Pour les fondations et mécènes : maximiser l’impact social

  • Financer le long terme (plutôt que seulement des opérations ponctuelles).
  • Renforcer les structures (compétences, outils, évaluation, gouvernance).
  • Faciliter les coalitions locales (associations, écoles, entreprises, collectivités).
  • Soutenir la réplication des programmes qui démontrent une utilité claire.

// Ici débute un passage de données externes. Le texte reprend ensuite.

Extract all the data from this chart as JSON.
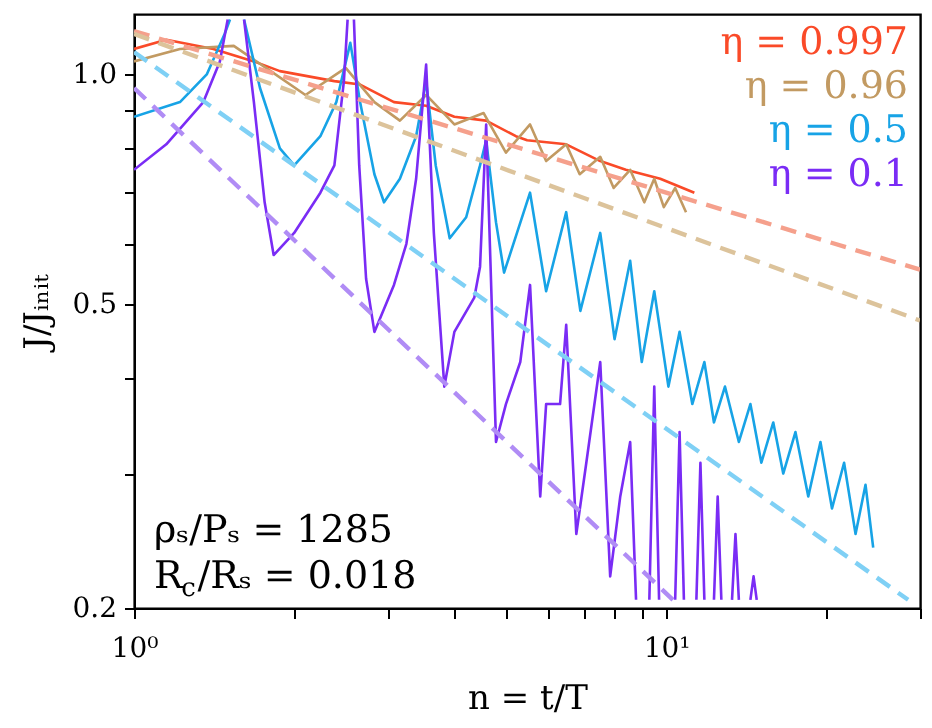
{
  "chart_data": {
    "type": "line",
    "xlabel": "n = t/T",
    "ylabel": "J/Jᵢₙᵢₜ",
    "xlim": [
      1,
      30
    ],
    "ylim": [
      0.2,
      1.2
    ],
    "xticks": [
      {
        "value": 1,
        "label": "10⁰"
      },
      {
        "value": 2,
        "label": null
      },
      {
        "value": 3,
        "label": null
      },
      {
        "value": 4,
        "label": null
      },
      {
        "value": 5,
        "label": null
      },
      {
        "value": 6,
        "label": null
      },
      {
        "value": 7,
        "label": null
      },
      {
        "value": 8,
        "label": null
      },
      {
        "value": 9,
        "label": null
      },
      {
        "value": 10,
        "label": "10¹"
      },
      {
        "value": 20,
        "label": null
      },
      {
        "value": 30,
        "label": null
      }
    ],
    "yticks": [
      0.2,
      {
        "value": 0.3,
        "label": null
      },
      {
        "value": 0.4,
        "label": null
      },
      0.5,
      {
        "value": 0.6,
        "label": null
      },
      {
        "value": 0.7,
        "label": null
      },
      {
        "value": 0.8,
        "label": null
      },
      {
        "value": 0.9,
        "label": null
      },
      {
        "value": 1,
        "label": "1.0"
      }
    ],
    "log": "xy",
    "grid": false,
    "legend": "top right",
    "annotations": [
      "ρₛ/Pₛ = 1285",
      "R$_{c}$/Rₛ = 0.018"
    ],
    "series": [
      {
        "name": "η = 0.997",
        "color": "#fa4a28",
        "line_style": "solid",
        "x": [
          1.0,
          1.15,
          1.41,
          1.68,
          1.88,
          2.38,
          2.66,
          3.08,
          3.54,
          4.0,
          4.59,
          5.22,
          5.48,
          6.49,
          7.52,
          8.4,
          9.75,
          11.3
        ],
        "values": [
          1.08,
          1.11,
          1.08,
          1.04,
          1.01,
          0.98,
          0.97,
          0.92,
          0.91,
          0.88,
          0.87,
          0.83,
          0.82,
          0.81,
          0.77,
          0.75,
          0.73,
          0.7
        ]
      },
      {
        "name": "η = 0.96",
        "color": "#c29a62",
        "line_style": "solid",
        "x": [
          1.0,
          1.22,
          1.54,
          1.77,
          2.1,
          2.5,
          2.83,
          3.16,
          3.54,
          4.0,
          4.54,
          5.0,
          5.55,
          5.95,
          6.49,
          6.88,
          7.52,
          7.97,
          8.56,
          9.1,
          9.5,
          9.9,
          10.4,
          10.9
        ],
        "values": [
          1.04,
          1.08,
          1.09,
          1.02,
          0.94,
          1.02,
          0.92,
          0.87,
          0.94,
          0.86,
          0.89,
          0.79,
          0.86,
          0.77,
          0.81,
          0.74,
          0.78,
          0.71,
          0.75,
          0.68,
          0.73,
          0.67,
          0.71,
          0.66
        ]
      },
      {
        "name": "η = 0.5",
        "color": "#17a3e6",
        "line_style": "solid",
        "x": [
          1.0,
          1.22,
          1.37,
          1.48,
          1.515,
          1.56,
          1.61,
          1.725,
          1.88,
          2.0,
          2.24,
          2.4,
          2.55,
          2.66,
          2.83,
          2.95,
          3.16,
          3.39,
          3.54,
          3.69,
          3.92,
          4.21,
          4.47,
          4.59,
          4.79,
          4.96,
          5.55,
          5.95,
          6.49,
          6.9,
          7.52,
          8.0,
          8.56,
          9.0,
          9.5,
          10.1,
          10.6,
          11.2,
          11.8,
          12.3,
          12.9,
          13.7,
          14.4,
          15.1,
          15.9,
          16.6,
          17.5,
          18.5,
          19.5,
          20.5,
          21.6,
          22.7,
          23.7,
          24.5
        ],
        "values": [
          0.88,
          0.92,
          1.0,
          1.13,
          1.18,
          null,
          1.18,
          0.96,
          0.8,
          0.76,
          0.83,
          0.92,
          1.1,
          0.92,
          0.74,
          0.68,
          0.73,
          0.83,
          0.98,
          0.76,
          0.61,
          0.65,
          0.76,
          0.82,
          0.64,
          0.55,
          0.7,
          0.52,
          0.66,
          0.49,
          0.62,
          0.45,
          0.57,
          0.42,
          0.52,
          0.39,
          0.46,
          0.37,
          0.42,
          0.35,
          0.39,
          0.33,
          0.37,
          0.31,
          0.35,
          0.3,
          0.34,
          0.28,
          0.33,
          0.27,
          0.31,
          0.25,
          0.29,
          0.24
        ]
      },
      {
        "name": "η = 0.1",
        "color": "#7a2cf5",
        "line_style": "solid",
        "x": [
          1.0,
          1.15,
          1.35,
          1.45,
          1.5,
          1.55,
          1.61,
          1.68,
          1.76,
          1.83,
          2.0,
          2.24,
          2.38,
          2.48,
          2.52,
          2.55,
          2.59,
          2.65,
          2.73,
          2.83,
          3.08,
          3.25,
          3.39,
          3.54,
          3.66,
          3.83,
          4.0,
          4.36,
          4.47,
          4.59,
          4.79,
          5.0,
          5.32,
          5.55,
          5.8,
          5.95,
          6.32,
          6.49,
          6.78,
          7.08,
          7.52,
          7.85,
          8.2,
          8.56,
          8.78,
          9.0,
          9.3,
          9.5,
          9.7,
          10.0,
          10.4,
          10.6,
          10.8,
          11.1,
          11.4,
          11.6,
          11.8,
          12.0,
          12.3,
          12.5,
          12.7,
          13.0,
          13.3,
          13.5,
          13.7,
          14.0,
          14.4,
          14.6,
          14.8
        ],
        "values": [
          0.75,
          0.81,
          0.92,
          1.04,
          1.18,
          null,
          1.18,
          0.92,
          0.68,
          0.58,
          0.62,
          0.7,
          0.76,
          0.98,
          1.18,
          null,
          1.18,
          0.76,
          0.54,
          0.46,
          0.53,
          0.6,
          0.73,
          1.03,
          0.62,
          0.39,
          0.46,
          0.51,
          0.56,
          0.86,
          0.33,
          0.37,
          0.42,
          0.53,
          0.28,
          0.37,
          0.37,
          0.47,
          0.25,
          0.31,
          0.42,
          0.22,
          0.28,
          0.33,
          0.205,
          null,
          0.205,
          0.39,
          0.205,
          null,
          0.205,
          0.34,
          0.205,
          null,
          0.205,
          0.31,
          0.205,
          null,
          0.205,
          0.28,
          0.205,
          null,
          0.205,
          0.25,
          0.205,
          null,
          0.205,
          0.22,
          0.205
        ]
      },
      {
        "color": "#f5a08c",
        "line_style": "dashed",
        "x": [
          1,
          30
        ],
        "values": [
          1.14,
          0.555
        ]
      },
      {
        "color": "#dcc39b",
        "line_style": "dashed",
        "x": [
          1,
          30
        ],
        "values": [
          1.13,
          0.476
        ]
      },
      {
        "color": "#7fd0f5",
        "line_style": "dashed",
        "x": [
          1,
          28.5
        ],
        "values": [
          1.07,
          0.205
        ]
      },
      {
        "color": "#b08cf5",
        "line_style": "dashed",
        "x": [
          1,
          10.3
        ],
        "values": [
          0.96,
          0.205
        ]
      }
    ]
  }
}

Pourquoi cette approche est positive : inclusion, performance et fierté collective

Mettre l’accent sur la cohésion sociale n’est pas une posture défensive. C’est un projet d’avenir. Une société qui protège mieux contre l’intolérance :

  • offre davantage d’opportunités réelles et donc de mobilité sociale;
  • réduit les fractures et renforce la stabilité;
  • donne un cadre de confiance à l’éducation, aux entreprises et aux associations ;
  • valorise une identité nationale fondée sur des principes, pas sur l’exclusion.

Le message porté par Ariane de Rothschild, dans cette perspective, met en lumière une conviction mobilisatrice : la lutte contre l’intolérance n’est pas seulement une nécessité morale, c’est un choix stratégique pour préserver l’énergie du pays, sa capacité à innover, et la promesse républicaine d’inclusion et d’égalité.


Conclusion : défendre le pluralisme, c’est investir dans la France de demain

La montée de l’intolérance « écorne le rêve français » quand elle abîme la confiance, fragilise l’égalité et décourage l’inclusion. Mais elle peut aussi agir comme un révélateur : elle indique l’urgence de renforcer ce qui fait tenir une démocratie au quotidien.

Les réponses les plus solides sont celles qui se combinent : politiques publiques pour garantir les droits, éducation civique pour outiller les citoyens, dialogue interreligieux pour pacifier et coopérer, initiatives citoyennes pour retisser le lien, et entrepreneuriat pour transformer l’inclusion en opportunités.

Au fond, défendre les valeurs républicaines, ce n’est pas seulement « résister » : c’est construire. Construire une société où chacun compte, où les différences n’excluent pas, et où le « rêve français » redevient une expérience vécue, concrète et partagée.